The suit cites the testimony of Steve Habeger, the Executive Director of CSEDS’s sister site in Virginia. Habeger testified in Stalcup’s FOIA suit that he “was personally aware of at least a dozen Aegis missile tests off the East Coast of the United States around this same overall time period.” Habeger also testified that within minutes of the disaster, he was ordered “to allow the FBI to remove all Navy radar tapes from his facility that might have recorded the TWA 800 incident.” His commanding officer and FBI custody records corroborated his testimony.
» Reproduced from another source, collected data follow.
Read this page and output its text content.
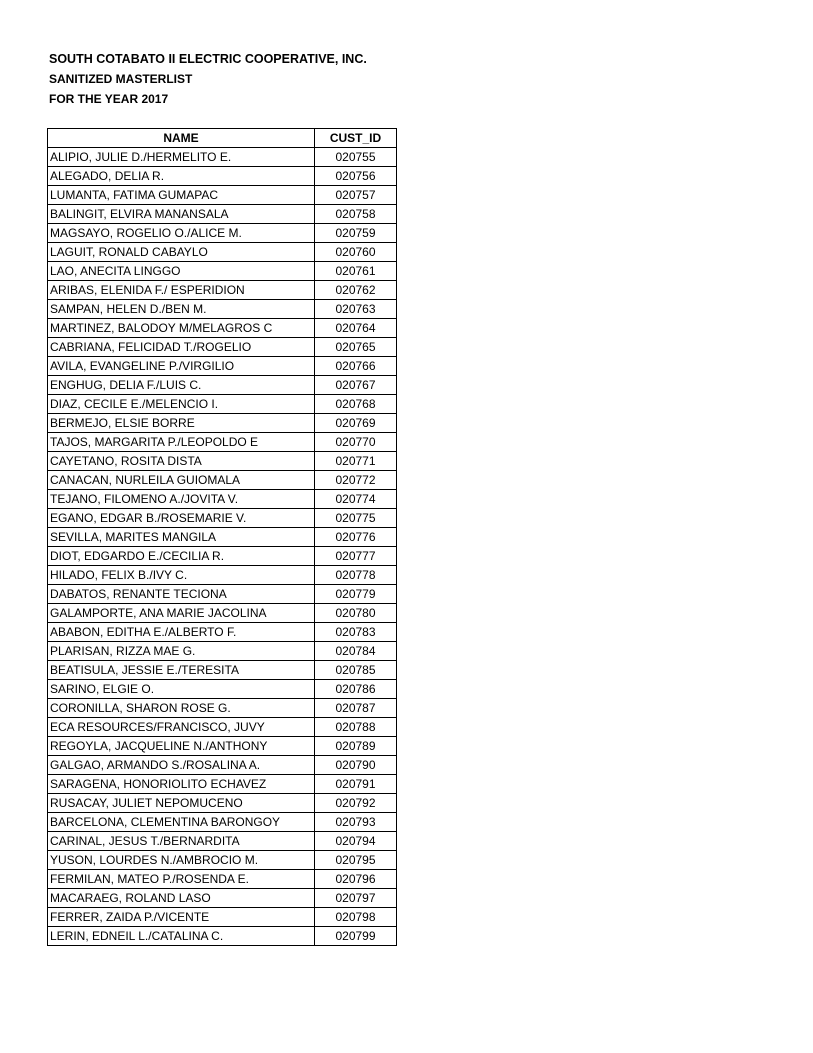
SOUTH COTABATO II ELECTRIC COOPERATIVE, INC.
SANITIZED MASTERLIST
FOR THE YEAR 2017
NAME	CUST_ID
ALIPIO, JULIE D./HERMELITO E.	020755
ALEGADO, DELIA R.	020756
LUMANTA, FATIMA GUMAPAC	020757
BALINGIT, ELVIRA MANANSALA	020758
MAGSAYO, ROGELIO O./ALICE M.	020759
LAGUIT, RONALD CABAYLO	020760
LAO, ANECITA LINGGO	020761
ARIBAS, ELENIDA F./ ESPERIDION	020762
SAMPAN, HELEN D./BEN M.	020763
MARTINEZ, BALODOY M/MELAGROS C	020764
CABRIANA, FELICIDAD T./ROGELIO	020765
AVILA, EVANGELINE P./VIRGILIO	020766
ENGHUG, DELIA F./LUIS C.	020767
DIAZ, CECILE E./MELENCIO I.	020768
BERMEJO, ELSIE BORRE	020769
TAJOS, MARGARITA P./LEOPOLDO E	020770
CAYETANO, ROSITA DISTA	020771
CANACAN, NURLEILA GUIOMALA	020772
TEJANO, FILOMENO A./JOVITA V.	020774
EGANO, EDGAR B./ROSEMARIE V.	020775
SEVILLA, MARITES MANGILA	020776
DIOT, EDGARDO E./CECILIA R.	020777
HILADO, FELIX B./IVY C.	020778
DABATOS, RENANTE TECIONA	020779
GALAMPORTE, ANA MARIE JACOLINA	020780
ABABON, EDITHA E./ALBERTO F.	020783
PLARISAN, RIZZA MAE G.	020784
BEATISULA, JESSIE E./TERESITA	020785
SARINO, ELGIE O.	020786
CORONILLA, SHARON ROSE G.	020787
ECA RESOURCES/FRANCISCO, JUVY	020788
REGOYLA, JACQUELINE N./ANTHONY	020789
GALGAO, ARMANDO S./ROSALINA A.	020790
SARAGENA, HONORIOLITO ECHAVEZ	020791
RUSACAY, JULIET NEPOMUCENO	020792
BARCELONA, CLEMENTINA BARONGOY	020793
CARINAL, JESUS T./BERNARDITA	020794
YUSON, LOURDES N./AMBROCIO M.	020795
FERMILAN, MATEO P./ROSENDA E.	020796
MACARAEG, ROLAND LASO	020797
FERRER, ZAIDA P./VICENTE	020798
LERIN, EDNEIL L./CATALINA C.	020799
Stalcup also discovered that the Joint Terrorism Task Force directed the FBI to obtain original Navy radar tapes showing an object “heading straight for TWA 800.” The FBI confiscated these tapes immediately after the crash. They show “an object ‘impact’ TWA 800, which directly contradicts the FBI’s, CIAs, and NTSB’s public conclusions that what caused the incident was ‘NOT A MISSILE.’”

In sum, “The evidence reveals that TWA 800 was brought down by a missile and the government hid this truth from Plaintiffs and the public at large for over twenty-five years.” My 2016 book, TWA 800: The Crash, the Cover Up, the Conspiracy,  book covers much of this information and the political dynamics surrounding the investigation. Stalcup adds what I could only allude to, namely the technological details of how the systems work and why there was such urgency in deploying them.

In last several years especially, many patriotic Americans have come to the reluctant conclusion that, yes, the government is capable of lying to us. Some of them have first-hand knowledge of TWA 800’s demise. In the final analysis it will be they who provide the counterweight to the powerful forces that want this suit to fail.